Ant Group management is bad for China’s economy, fintech: analyst

SINGAPORE – The growing regulatory review of Alibaba-affiliated and powerhouse technology group Ant Group could hurt China’s economy as well as China’s financial technology sector, said Andrew Collier, managing director of Orient Capital Research.

The highly anticipated listing of Chinese tech giant Ant Group – set to become the world’s first largest public offering – was abruptly canceled in November.

It came shortly after Ant governor Jack Ma and other officials at the company interviewed Chinese authorities about regulatory concerns.

“It’s true when Jack Ma gave his awful speech … which upset a lot of top politicians, I thought that was going to be kind of a one-off thing,” Collier told Squawk Box Asia “at CNBC on Tuesday.

He was referring to the Chinese billionaire’s speech at the end of October where he appeared to be criticizing governors at a controversial speech. Ma is the founder of Chinese e-commerce giant Alibaba, which owns about 33% stake in Ant Group.

Days later, Ant’s double listing in Shanghai and Hong Kong was abruptly canceled, causing shares of Alibaba to fall.

“Clearly, this was an excuse by the leadership and perhaps the state banks to crack down on the entire fintech sector…,” Collier said. “Part of this is legitimate because of concerns about, you know, the possibility … of a financial crisis. But they had already cut Ant Financial ‘s wings in very bad ways.”

It is not good for the future of fintech or the future of the Chinese economy

Anndra Collier

Managing Director, Orient Capital Research

The problems for both Alibaba and Ant have only grown since then, with Chinese authorities announcing an anti-monopoly probe into the e-commerce titan last week. Chinese regulators also ordered Ant Group to rectify their operations.

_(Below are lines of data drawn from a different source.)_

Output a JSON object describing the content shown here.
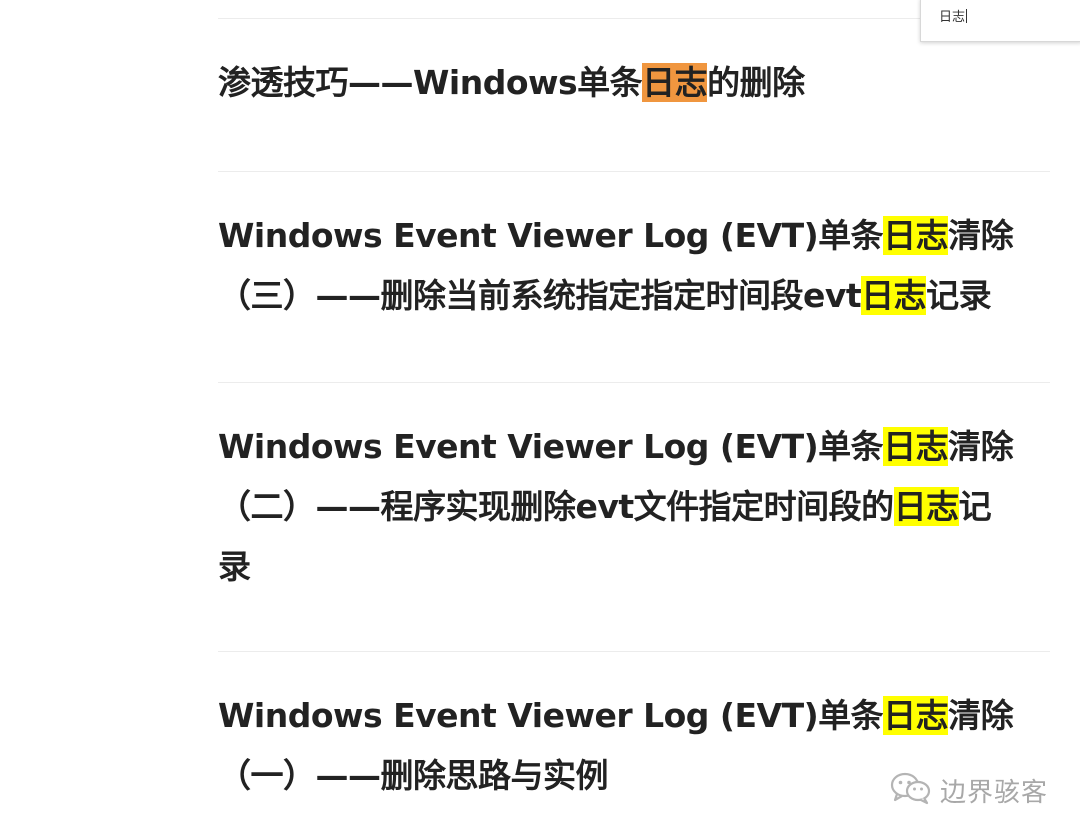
{
  "find_bar": {
    "query": "日志"
  },
  "results": [
    {
      "prefix": "渗透技巧——Windows单条",
      "highlight": "日志",
      "suffix": "的删除"
    },
    {
      "line1_prefix": "Windows Event Viewer Log (EVT)单条",
      "line1_highlight": "日志",
      "line1_suffix": "清除",
      "line2_prefix": "（三）——删除当前系统指定指定时间段evt",
      "line2_highlight": "日志",
      "line2_suffix": "记录"
    },
    {
      "line1_prefix": "Windows Event Viewer Log (EVT)单条",
      "line1_highlight": "日志",
      "line1_suffix": "清除",
      "line2_prefix": "（二）——程序实现删除evt文件指定时间段的",
      "line2_highlight": "日志",
      "line2_suffix": "记",
      "line3": "录"
    },
    {
      "line1_prefix": "Windows Event Viewer Log (EVT)单条",
      "line1_highlight": "日志",
      "line1_suffix": "清除",
      "line2": "（一）——删除思路与实例"
    }
  ],
  "watermark": {
    "text": "边界骇客",
    "icon": "wechat-icon"
  },
  "colors": {
    "current_match": "#f0963f",
    "other_match": "#ffff00",
    "title_text": "#222222",
    "divider": "#ececec"
  }
}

As a result of these developments, Alibaba ‘s stock on Hong Kong’ s list suffered another fall – with more than $ 831 billion Hong Kong dollars (approximately $ 107 billion) of its market cap wiped out in just two sessions, based on calculations CNBC.

Collier said the regulatory scrutiny around Ant seemed to be both based on a consumer’s desire to protect a Chinese consumer, as well as politics.

“At first I thought the line was that (People’s Bank of China) was trying to protect the consumer,” the analyst said, citing past challenges in the co-lending space. ages.

“Now that they are getting worse and worse and are coming up with new allegations and asking them to reduce large areas of their business, it is clear that it is partly a political goal to reduce size. of these companies so that they do not have a large market share and threaten the existence of the state system, “he said.

“It’s not good for the future of fintech or the future of China’s economy,” Collier said.